Жена Попова, милейшая, бессловесная женщина по имени Татьяна Ефимовна, целый день хлопотала по хозяйству. А няня Поповых – что это был за тип! Высокого роста, худая, сухая, какая-то жилистая, всегда в черном, она носилась по дому и поспевала всюду. Бывало, когда я приезжал, она устремлялась высаживать меня из саней, потом под руку вводила на крыльцо и, наконец, в порыве рвения в передней буквально срывала с меня шубу, шарф и прочее. Всю жизнь она провела в семье Поповых. Сначала нянчила детей, потом внуков, затем осталась прислугой, пережила с ними тяжелые годы революции, а когда пришли черные дни, съехала вместе с ними на квартиру и не покинула Татьяну Ефимовну, пока та не умерла. Тут только эта неугомонная старуха успокоилась и, как будто сочтя свое назначение на земле выполненным, скончалась.

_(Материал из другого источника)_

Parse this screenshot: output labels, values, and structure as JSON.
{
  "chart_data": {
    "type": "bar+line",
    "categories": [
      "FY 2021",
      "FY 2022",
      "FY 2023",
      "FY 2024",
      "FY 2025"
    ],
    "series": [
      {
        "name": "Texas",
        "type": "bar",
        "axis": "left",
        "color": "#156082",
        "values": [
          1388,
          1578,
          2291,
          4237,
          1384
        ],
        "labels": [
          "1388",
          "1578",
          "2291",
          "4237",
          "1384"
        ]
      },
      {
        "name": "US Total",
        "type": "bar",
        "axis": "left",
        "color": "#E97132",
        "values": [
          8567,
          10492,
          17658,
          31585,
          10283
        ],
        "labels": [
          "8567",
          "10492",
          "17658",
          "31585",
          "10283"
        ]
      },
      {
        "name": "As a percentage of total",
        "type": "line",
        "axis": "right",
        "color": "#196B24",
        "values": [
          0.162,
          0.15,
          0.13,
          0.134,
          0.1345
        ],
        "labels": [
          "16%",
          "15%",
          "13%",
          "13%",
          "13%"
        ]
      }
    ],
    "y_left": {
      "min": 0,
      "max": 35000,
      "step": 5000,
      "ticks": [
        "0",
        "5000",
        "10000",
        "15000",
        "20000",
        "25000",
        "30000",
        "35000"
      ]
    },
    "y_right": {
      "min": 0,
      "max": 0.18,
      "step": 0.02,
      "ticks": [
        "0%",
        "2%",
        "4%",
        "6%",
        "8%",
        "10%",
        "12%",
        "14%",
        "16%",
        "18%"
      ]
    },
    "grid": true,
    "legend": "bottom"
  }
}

В начале революции старику Попову удалось всеми правдами и неправдами отстоять дом от национализации, дом у него взяли позднее, притом на законном основании! Несмотря на уговоры жены и сына, Попов задумал сделаться красным купцом и начал опять торговать мясом. Ему дали с полгода поработать, а потом так обложили поборами, что взяли не только то, что он нажил, и все, что было в доме, но и сам дом. Словом, пустили по миру просто и законно – разумеется, с пролетарской точки зрения. Долго держался дом Поповых, долго боролись они за него с новыми людьми, много истратили на это средств и энергии, но в конце концов потеряли-таки дом. Потеря эта послужила причиной преждевременной смерти старика Попова и сократила жизнь его жены. Нелегко было Татьяне Ефимовне покидать дом, где она была хозяйкой, но, увы, такова участь всех русских людей нашей эпохи, которые не смеют иметь своего угла.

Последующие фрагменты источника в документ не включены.